Alunas do projeto | Imagem: divulgação/ACNUR

IMJ: Quais segmentos têm absorvido as refugiadas?

ACNUR: Além de prepará-las para o mercado de trabalho, o projeto também fomenta a capacitação às empresas e preparação de seus profissionais para a coexistência pacífica com a população refugiada. Dentre as principais empresas que apoiam e contratam junto ao Empoderando Refugiadas estão varejistas de moda, shopping centers e contact centers. Nesses segmentos, as mulheres são contratadas para as mais diversas áreas. Uma iniciativa aliada ao projeto que volta esforços para a preparação do setor privado é o Fórum Empresas com Refugiados, um ecossistema de mais de 80 organizações para troca de experiências, soluções e boas práticas do processo de inclusão da população migrante e refugiada.

IMJ: Existe preconceito em relação à nova profissional que quer se inserir no mercado brasileiro?

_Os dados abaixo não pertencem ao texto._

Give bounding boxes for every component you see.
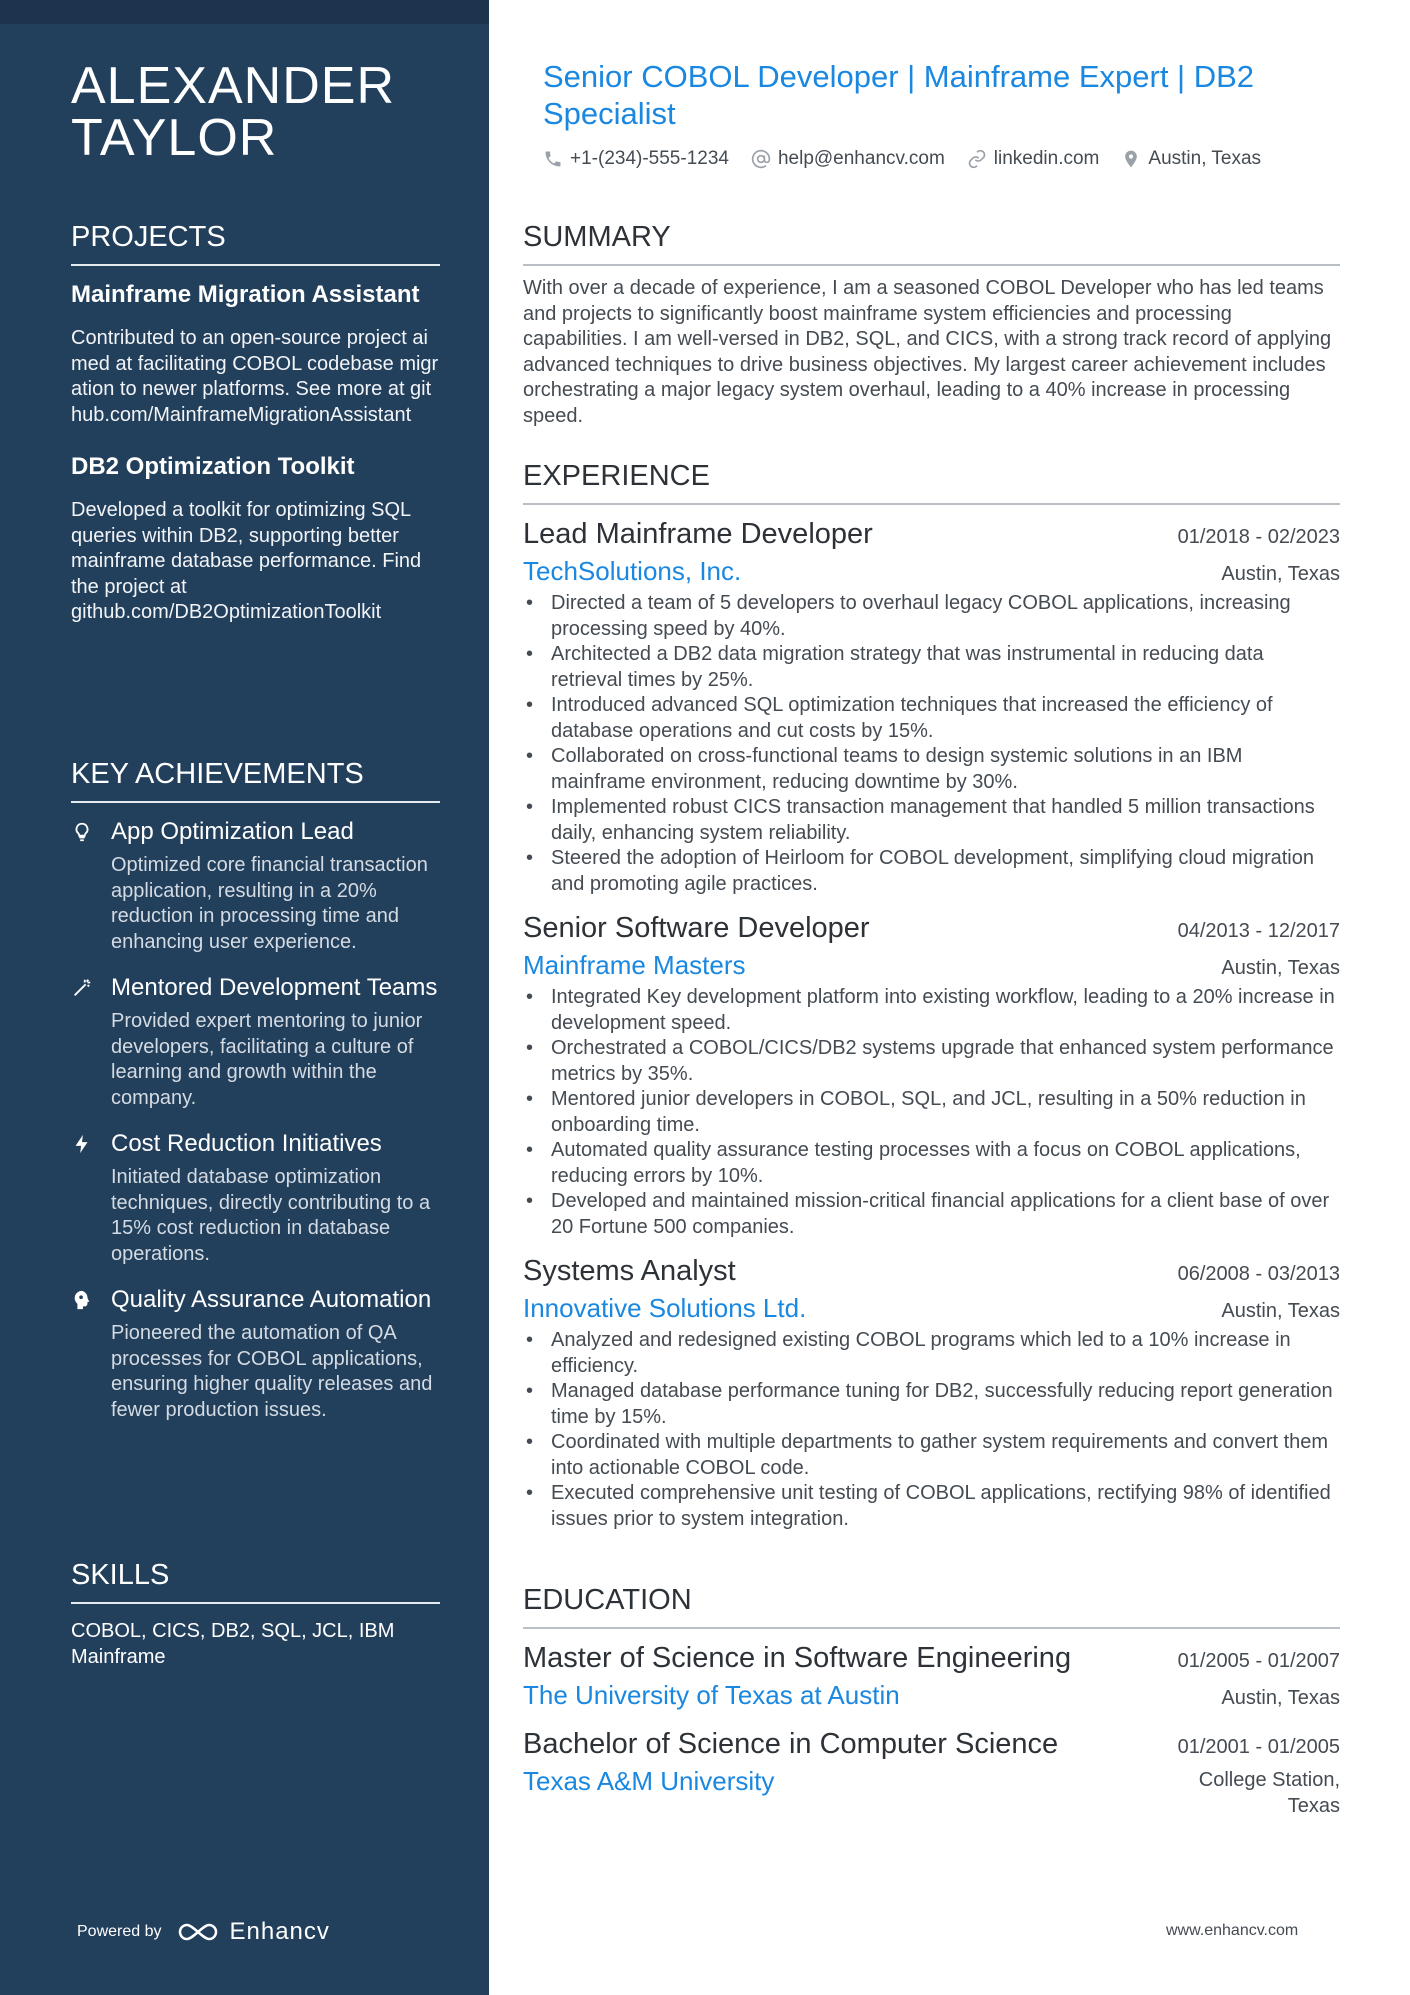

ACNUR: Infelizmente, não é raro que as mulheres refugiadas vivenciem situações de discriminação múltiplas, tanto por serem mulheres, como por xenofobia e, nos casos das mulheres pretas e pardas, as consequências do racismo estrutural no Brasil. Neste contexto, muitas vezes as mulheres refugiadas precisam lidar tanto com o preconceito por parte de empresas como, depois de serem contratadas, pelo preconceito por parte de colegas de trabalho. Percebemos que o preconceito por parte das empresas está intimamente relacionado à falta de informação. A maior parte das empresas do setor privado pouco sabe sobre o processo de contratação e direitos garantidos às pessoas refugiadas e migrantes. Empresas que prezam pela diversidade e olham para esse público têm relatado resultados positivos em integrar mulheres refugiadas e migrantes em suas equipes.  Em geral, essas empresas têm se dedicado a informar e sensibilizar os colegas de trabalho da profissional refugiada, fazendo com que a diversidade seja realmente valorizada e as mulheres verdadeiramente integradas no dia a dia de trabalho.

IMJ: Há outros programas semelhantes ao “Empoderando Refugiadas”?

ACNUR: No Brasil, Agência da ONU para Refugiados (ACNUR), ONU Mulheres e Fundo de População das Nações Unidas (UNFPA), com o financiamento do Governo de Luxemburgo, desenvolvem conjuntamente o programa Moverse – Empoderamento Econômico de Mulheres Refugiadas e Migrantes. O objetivo é o fortalecimento dos direitos econômicos e das oportunidades de desenvolvimento entre venezuelanas refugiadas e migrantes. O programa é realizado desde setembro de 2021 e envolve empresas, instituições e governos nos temas e ações ligadas a trabalho decente, proteção social e empreendedorismo. O Moverse também atua diretamente com mulheres refugiadas e migrantes, para que elas tenham acesso a capacitações e a oportunidades no mercado de trabalho e no empreendedorismo. Outra frente de trabalho do programa é ligada à violência baseada em gênero.